You're not going to learn it in a month or a week or something like that. This is going to take time a lot of practice and can definitely be very frustrating and intimidating as you're getting into it at the start. Especially if you're someone who's younger. I see a lot of people on my channel that are very young, like 13, 14, 15, they want to go and build AI. And that's great. I definitely encourage them to try to do that, but you will reach a point where your lack of math understanding may hold you back. And then you're going to have to spend time winning some fairly advanced math concepts like linear algebra, calculus, gradient descent, for example, uh, that may be very hard to comprehend and may just kind of be frustrating and discourage you from going further in this field. 

So you can say this as a con, you can say this as a pro because it's challenging and you want to learn it. But one of the main reasons people don't get into this is because it isn't something that's super simple. And unlike programming, you do actually need to have a decent math background, at least in my opinion, to really make good use and understand what is going on in machine learning. So the second con I have for you is that machine learning can be very frustrating and time consuming. And oftentimes your efforts can lead to absolutely nothing. So I'm going to compare this to programming. When you are writing code, at least you have some code, right? Even if your code doesn't work at all, you can go and kind of fix it. You can tweak it. You can find where the bugs are. That might be difficult, but you can do that. You have some work it's not just all gone. It's not meaningless. You've done something.

However, when you making machine learning model, a lot of times, especially if you don't know what you're doing, you can get to the end of your, you know, eight hour training process, just to realize that your model doesn't work all, it doesn't do anything that you thought it was going to do. You have no idea what is wrong. You don't even know where to start. When it comes to debugging. There's so many different things that could be wrong with this. And it's just a very time consuming and oftentimes very frustrating process. Now that may be trumped by the reward you get when you actually get a proper model. 

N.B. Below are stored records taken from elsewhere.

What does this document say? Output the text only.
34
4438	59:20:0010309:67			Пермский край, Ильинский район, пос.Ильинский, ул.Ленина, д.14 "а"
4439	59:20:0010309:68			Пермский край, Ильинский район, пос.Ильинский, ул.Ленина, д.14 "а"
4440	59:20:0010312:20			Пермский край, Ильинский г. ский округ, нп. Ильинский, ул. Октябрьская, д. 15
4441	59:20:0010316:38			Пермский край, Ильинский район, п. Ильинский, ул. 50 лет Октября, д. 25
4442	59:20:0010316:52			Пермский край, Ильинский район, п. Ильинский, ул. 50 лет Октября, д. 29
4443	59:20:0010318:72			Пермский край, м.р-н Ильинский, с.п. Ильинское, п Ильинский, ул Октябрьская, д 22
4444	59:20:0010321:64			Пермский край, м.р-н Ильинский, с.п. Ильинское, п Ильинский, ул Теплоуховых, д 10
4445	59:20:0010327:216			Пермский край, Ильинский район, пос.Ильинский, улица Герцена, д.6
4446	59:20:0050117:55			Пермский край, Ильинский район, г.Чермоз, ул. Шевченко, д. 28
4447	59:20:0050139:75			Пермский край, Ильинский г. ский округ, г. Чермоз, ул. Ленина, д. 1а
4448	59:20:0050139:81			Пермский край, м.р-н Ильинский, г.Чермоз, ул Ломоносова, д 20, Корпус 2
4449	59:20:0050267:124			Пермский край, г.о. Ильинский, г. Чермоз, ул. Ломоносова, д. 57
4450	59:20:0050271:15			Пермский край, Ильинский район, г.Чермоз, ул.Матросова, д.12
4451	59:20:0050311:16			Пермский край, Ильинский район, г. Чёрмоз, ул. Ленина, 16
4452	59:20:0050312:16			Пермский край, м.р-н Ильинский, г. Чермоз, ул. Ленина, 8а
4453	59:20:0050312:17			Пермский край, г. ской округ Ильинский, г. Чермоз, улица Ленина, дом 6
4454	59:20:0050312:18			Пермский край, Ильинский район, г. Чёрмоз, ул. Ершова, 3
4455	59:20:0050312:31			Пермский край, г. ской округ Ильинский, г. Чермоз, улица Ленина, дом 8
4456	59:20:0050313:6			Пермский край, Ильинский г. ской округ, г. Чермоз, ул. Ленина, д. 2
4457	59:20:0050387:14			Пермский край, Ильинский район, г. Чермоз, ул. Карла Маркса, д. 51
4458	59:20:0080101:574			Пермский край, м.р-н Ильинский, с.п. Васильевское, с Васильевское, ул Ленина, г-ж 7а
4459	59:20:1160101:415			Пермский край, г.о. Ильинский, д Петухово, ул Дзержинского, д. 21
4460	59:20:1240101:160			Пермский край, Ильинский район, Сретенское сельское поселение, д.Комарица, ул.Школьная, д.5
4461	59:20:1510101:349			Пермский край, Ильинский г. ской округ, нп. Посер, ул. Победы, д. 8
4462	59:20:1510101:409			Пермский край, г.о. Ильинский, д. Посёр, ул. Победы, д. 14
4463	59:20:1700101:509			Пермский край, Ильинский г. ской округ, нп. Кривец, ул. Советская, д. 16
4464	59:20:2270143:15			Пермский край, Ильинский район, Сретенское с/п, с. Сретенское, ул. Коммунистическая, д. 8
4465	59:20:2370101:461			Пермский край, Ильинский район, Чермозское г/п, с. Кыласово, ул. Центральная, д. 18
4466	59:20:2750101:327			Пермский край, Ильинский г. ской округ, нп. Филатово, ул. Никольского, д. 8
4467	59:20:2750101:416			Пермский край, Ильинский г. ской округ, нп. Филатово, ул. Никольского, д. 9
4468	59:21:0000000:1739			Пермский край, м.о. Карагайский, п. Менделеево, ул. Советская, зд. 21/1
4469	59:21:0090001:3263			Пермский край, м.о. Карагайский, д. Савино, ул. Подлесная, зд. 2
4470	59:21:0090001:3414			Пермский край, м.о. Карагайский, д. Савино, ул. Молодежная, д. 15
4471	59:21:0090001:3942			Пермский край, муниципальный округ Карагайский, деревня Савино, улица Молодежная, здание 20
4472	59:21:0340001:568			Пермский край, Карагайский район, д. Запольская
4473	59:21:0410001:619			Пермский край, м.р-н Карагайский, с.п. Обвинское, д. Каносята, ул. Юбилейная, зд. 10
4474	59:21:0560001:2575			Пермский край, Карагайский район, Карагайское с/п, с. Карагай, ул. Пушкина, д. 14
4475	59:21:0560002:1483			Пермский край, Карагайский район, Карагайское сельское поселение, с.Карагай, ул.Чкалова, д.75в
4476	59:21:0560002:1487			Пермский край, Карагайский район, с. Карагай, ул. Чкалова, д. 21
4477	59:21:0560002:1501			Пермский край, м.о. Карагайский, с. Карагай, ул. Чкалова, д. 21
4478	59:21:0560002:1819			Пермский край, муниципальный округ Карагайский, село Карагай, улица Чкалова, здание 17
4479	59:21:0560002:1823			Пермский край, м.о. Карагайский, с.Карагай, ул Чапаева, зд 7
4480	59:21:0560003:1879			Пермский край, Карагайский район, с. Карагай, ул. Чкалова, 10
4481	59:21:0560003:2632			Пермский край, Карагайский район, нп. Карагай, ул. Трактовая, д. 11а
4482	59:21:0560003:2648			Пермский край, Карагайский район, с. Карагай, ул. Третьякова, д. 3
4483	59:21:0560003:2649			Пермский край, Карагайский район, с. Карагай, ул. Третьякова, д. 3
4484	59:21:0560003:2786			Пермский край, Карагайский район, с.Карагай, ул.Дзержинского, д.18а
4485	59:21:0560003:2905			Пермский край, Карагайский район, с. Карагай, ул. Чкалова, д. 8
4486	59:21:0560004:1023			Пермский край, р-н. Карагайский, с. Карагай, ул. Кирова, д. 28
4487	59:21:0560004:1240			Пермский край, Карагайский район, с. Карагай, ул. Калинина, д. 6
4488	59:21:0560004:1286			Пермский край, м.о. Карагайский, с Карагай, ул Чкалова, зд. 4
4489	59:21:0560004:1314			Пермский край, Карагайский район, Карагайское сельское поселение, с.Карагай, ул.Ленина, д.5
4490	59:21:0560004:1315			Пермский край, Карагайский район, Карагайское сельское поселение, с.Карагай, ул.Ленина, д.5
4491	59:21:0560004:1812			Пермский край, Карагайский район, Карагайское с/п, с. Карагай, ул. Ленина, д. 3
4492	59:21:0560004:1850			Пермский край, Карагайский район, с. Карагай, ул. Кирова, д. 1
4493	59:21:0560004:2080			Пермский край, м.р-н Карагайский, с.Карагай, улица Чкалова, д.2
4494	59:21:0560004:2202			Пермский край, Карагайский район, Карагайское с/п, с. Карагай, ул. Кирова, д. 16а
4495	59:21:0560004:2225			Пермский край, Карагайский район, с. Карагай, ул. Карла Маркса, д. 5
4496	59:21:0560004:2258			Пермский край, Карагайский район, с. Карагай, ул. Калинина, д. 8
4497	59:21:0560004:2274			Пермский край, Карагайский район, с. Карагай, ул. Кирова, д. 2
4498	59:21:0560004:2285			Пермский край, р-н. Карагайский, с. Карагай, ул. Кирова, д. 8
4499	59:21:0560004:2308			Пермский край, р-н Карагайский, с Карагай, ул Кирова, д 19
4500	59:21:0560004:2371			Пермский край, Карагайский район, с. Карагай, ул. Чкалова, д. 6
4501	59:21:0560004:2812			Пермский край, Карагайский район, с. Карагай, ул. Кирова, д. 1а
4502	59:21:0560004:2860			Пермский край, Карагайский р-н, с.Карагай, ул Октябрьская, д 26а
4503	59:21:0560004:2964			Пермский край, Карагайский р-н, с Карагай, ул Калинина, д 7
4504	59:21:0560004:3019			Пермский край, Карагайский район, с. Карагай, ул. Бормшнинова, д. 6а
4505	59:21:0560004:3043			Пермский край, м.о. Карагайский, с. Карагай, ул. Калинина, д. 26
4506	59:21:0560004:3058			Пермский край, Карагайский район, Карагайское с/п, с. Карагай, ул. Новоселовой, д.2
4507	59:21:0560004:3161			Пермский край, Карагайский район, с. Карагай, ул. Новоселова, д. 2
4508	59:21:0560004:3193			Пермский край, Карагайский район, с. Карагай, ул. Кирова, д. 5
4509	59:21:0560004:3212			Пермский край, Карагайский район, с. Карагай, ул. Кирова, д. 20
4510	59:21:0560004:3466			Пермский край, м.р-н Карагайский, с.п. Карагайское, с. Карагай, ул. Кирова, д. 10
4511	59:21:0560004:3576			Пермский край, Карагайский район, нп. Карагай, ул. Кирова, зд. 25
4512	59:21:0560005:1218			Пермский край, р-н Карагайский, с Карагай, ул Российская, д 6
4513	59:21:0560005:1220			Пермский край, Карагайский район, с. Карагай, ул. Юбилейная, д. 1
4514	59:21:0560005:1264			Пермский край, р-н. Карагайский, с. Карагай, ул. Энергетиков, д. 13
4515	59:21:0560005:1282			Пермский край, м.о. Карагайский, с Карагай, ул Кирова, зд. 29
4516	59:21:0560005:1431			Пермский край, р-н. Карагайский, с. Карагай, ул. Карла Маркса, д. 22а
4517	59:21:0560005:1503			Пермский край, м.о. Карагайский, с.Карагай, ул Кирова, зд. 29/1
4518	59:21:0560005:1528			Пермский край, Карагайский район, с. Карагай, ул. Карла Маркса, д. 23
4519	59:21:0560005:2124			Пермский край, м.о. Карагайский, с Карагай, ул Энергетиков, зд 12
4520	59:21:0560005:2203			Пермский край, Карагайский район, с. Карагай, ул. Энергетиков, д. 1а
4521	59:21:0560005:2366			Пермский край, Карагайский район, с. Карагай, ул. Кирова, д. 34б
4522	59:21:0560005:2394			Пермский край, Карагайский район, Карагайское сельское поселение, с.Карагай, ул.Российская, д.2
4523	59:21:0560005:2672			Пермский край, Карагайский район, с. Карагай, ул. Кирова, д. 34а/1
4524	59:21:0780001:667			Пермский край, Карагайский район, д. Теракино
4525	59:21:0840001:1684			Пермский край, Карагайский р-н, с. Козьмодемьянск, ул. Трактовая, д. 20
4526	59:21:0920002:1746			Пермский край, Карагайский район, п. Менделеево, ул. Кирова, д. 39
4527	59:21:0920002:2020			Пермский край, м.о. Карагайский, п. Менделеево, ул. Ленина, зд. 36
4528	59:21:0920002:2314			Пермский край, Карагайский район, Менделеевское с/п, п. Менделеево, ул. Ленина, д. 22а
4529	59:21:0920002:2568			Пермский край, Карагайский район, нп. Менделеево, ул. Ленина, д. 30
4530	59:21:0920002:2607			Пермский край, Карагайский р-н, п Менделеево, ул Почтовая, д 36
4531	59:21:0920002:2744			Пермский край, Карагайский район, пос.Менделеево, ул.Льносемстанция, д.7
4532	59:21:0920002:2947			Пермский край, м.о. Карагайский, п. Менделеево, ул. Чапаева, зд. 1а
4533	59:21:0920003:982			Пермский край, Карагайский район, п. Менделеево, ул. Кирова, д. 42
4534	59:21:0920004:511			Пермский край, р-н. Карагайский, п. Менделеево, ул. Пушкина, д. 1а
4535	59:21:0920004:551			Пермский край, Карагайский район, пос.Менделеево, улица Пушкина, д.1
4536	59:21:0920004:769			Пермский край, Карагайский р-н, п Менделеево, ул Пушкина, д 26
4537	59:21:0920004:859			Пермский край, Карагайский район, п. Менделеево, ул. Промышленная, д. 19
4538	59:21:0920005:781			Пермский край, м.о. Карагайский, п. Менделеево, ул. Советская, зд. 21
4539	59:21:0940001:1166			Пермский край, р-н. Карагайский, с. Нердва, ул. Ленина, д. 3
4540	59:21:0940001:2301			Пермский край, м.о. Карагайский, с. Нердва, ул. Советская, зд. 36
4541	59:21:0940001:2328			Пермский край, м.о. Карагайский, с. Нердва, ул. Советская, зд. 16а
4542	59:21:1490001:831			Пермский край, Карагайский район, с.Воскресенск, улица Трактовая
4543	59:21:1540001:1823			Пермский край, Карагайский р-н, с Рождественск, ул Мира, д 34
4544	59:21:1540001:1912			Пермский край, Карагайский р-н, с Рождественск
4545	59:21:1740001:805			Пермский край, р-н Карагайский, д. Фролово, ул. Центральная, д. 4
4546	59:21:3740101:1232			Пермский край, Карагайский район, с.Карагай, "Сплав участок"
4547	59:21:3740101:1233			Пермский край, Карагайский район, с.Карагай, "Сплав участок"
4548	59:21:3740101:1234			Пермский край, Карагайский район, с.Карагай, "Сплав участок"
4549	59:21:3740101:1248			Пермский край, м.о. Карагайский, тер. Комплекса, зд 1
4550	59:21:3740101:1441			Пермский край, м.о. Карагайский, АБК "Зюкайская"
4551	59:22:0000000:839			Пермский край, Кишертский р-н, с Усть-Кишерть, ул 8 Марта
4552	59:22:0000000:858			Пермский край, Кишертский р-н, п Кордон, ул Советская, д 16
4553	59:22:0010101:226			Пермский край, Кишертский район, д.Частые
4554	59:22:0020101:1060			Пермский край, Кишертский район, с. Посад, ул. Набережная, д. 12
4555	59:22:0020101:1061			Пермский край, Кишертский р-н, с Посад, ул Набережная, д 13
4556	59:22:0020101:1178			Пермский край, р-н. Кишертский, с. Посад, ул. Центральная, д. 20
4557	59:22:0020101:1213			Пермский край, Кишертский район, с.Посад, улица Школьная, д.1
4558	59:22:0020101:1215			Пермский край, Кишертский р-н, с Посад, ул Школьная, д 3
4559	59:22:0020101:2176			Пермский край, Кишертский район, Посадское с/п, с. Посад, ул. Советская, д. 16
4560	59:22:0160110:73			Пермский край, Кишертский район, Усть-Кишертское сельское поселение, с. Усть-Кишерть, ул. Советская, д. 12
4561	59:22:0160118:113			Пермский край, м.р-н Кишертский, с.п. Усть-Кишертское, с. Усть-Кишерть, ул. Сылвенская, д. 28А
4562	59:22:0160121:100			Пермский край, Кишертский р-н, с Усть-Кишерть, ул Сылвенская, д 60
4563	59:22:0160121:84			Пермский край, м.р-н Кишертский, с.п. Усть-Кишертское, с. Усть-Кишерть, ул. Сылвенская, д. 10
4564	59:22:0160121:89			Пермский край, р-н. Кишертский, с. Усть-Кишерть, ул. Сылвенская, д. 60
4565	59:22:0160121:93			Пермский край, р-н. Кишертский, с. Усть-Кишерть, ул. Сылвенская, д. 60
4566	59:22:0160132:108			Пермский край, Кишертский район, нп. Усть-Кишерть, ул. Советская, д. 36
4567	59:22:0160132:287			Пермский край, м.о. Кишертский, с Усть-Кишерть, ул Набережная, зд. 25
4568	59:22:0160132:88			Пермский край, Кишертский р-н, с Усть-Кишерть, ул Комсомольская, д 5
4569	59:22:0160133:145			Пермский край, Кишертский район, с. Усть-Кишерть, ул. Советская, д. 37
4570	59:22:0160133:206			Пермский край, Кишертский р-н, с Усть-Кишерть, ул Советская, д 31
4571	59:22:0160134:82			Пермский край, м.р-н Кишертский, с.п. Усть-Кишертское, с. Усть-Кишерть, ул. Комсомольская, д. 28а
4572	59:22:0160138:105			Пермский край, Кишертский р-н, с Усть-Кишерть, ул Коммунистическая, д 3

But I can say in my experience, there's been times when I've just given up on machine learning projects because it's been too frustrating. It's been too difficult and I just didn't even know what to try next, because there's so many different things and it just seemed like it wasn't worth my time. So that is the second con frustrating time-consuming. And oftentimes your effort leads to absolutely nothing. So the last con I have for you here is that taking a machine learning model and applying it at scale and actually taking it from your development environment into a production environment can be very, very difficult. 

It's one thing to create a machine learning model that you can use on your own local machine and conserve you a few recommendations, predictions, whatever. But it's another thing to take that machine learning model, go and host that up on some cloud provider, AWS, whatever. And now have this work for say, millions of customers per month, or work on your website, or be deeply integrated with your application. That is a whole nother story. And companies like Google, Facebook, Amazon, their entire business model is pretty much predicated on the fact that they are able to do that. 

So this is not something that's easy, this is difficult. And again, that goes back to point, number two, you could do all of this effort, even get a machine learning model that works, but how the heck do you actually use it in your application? That's a whole another step that could take a whole another few months or weeks of learning to actually pull off correctly. So why don't we, I think I'm going to leave the video here. Hopefully this opened your eyes a little bit to how machine learning is used. Some of the pros and cons and maybe encourage you to learn it, or kind of maybe gave you the idea that you want to try a different path.